Fixed-dollar option is a mutual fund withdrawal plan pay-out option under which the client receives payment of a predetermined dollar amount monthly, for an undetermined time.
Fixed-percentage option is a mutual fund withdrawal plan option under which the client receives a payment equal to the liquidated value of a set percentage of the mutual fund account, monthly, for an undetermined time.
Fixed-shares option is a mutual fund withdrawal plan pay-out option under which the client receives payment of the value from the liquidation of a set number of shares, monthly, for an undetermined time.
Fixed-time option is a mutual fund withdrawal plan option providing for the liquidation of the client’s account by a set future time. Monthly payments will vary.
When the yield curve is flat, the yields on the debt, short-term, mid-term, and long-term are all about the same.
Both floating rate and adjustable rate preferred stock have dividends that may be adjusted, the difference is the reference benchmark. Floating rate preferred stocks’ benchmark has historically been LIBOR (London Interbank Offered Rate – which is currently being phased out). Today floating rate preferred stocks’ benchmark is SOFR (Secured Overnight Financing Rate). The dividend payment is based on the benchmark, plus a fixed spread, which is primarily a reflection of the issuer’s credit risk. The calculation of the dividend and the linked benchmark rate is set when the shares are issued.
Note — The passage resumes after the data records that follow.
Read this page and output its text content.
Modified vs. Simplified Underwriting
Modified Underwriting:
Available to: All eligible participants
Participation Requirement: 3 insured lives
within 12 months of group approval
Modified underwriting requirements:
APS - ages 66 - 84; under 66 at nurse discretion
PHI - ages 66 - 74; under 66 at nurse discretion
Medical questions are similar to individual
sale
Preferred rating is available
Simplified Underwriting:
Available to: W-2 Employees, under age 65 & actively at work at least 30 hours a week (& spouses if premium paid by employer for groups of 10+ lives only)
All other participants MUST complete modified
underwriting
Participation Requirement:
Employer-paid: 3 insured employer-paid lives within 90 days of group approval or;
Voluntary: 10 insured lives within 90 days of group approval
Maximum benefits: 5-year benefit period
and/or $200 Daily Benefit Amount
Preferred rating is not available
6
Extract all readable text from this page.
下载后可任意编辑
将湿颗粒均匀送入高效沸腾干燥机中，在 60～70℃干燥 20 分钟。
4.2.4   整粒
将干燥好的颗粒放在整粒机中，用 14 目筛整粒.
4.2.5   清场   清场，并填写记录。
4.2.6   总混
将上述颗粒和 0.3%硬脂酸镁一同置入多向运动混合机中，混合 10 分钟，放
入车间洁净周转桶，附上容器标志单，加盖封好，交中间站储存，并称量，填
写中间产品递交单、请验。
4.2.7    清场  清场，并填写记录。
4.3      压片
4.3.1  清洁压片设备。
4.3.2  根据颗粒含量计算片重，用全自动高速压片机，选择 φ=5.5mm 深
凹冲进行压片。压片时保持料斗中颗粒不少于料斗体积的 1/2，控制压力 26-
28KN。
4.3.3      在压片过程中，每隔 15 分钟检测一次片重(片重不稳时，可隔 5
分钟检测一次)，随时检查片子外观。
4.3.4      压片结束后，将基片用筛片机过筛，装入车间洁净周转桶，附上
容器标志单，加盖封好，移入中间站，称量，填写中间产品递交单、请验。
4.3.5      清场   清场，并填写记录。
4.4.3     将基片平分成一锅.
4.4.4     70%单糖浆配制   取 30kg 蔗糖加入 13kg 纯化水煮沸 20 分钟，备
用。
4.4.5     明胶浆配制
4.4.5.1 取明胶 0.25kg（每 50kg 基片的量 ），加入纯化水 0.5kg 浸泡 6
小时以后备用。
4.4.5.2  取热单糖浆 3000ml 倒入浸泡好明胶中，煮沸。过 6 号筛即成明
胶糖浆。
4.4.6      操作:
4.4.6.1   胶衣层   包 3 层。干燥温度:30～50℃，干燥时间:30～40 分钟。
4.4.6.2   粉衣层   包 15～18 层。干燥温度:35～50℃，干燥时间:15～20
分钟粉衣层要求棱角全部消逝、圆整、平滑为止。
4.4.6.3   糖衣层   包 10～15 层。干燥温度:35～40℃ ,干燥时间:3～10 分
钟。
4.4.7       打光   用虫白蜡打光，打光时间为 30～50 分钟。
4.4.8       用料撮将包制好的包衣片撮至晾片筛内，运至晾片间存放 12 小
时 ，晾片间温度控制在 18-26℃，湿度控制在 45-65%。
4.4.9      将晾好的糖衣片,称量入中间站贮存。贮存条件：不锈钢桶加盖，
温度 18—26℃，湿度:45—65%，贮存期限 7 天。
The dividend typically has a minimum rate and a rate cap, to prevent the issuer from having to pay inordinately large dividends.
A follow-on offering is when a corporation offers shares to the public after an IPO. A follow-on offering can be dilutive or nondilutive. In a dilutive follow-on offering, the issuer is selling new shares, causing the earnings per share to decrease. In a nondilutive offering, the shares being offered to the public are not new shares but shares that were already issued (often held by insiders and control persons). A nondilutive follow-on offering does not reduce earnings per share. A nondilutive follow-on offering is also called a secondary offering.
Foreign currency is a currency issued in a country other than the one in which the investor resides.
The foreign exchange rate is the rate at which one currency is exchanged for another.
Form 1040 is an individual’s income tax form. It is due by April 15th. Sole proprietorships declare their business income on Schedule C of the owner’s 1040.
Form 1041 is the income tax form for estates and trusts. It is due by April 15th.
Form 1065 is the tax form for partnerships. It is an information return only. It is due by March 15th. An LLC taxed like a partnership would file 1065.
Form 1120 is the tax form for corporations. It is due by April 15th.
Form 1120 is the tax form for S corporations. It is an informational return only. It is due by March 15th.
Form 706 is the estate tax form, it is due within nine months of a person’s death.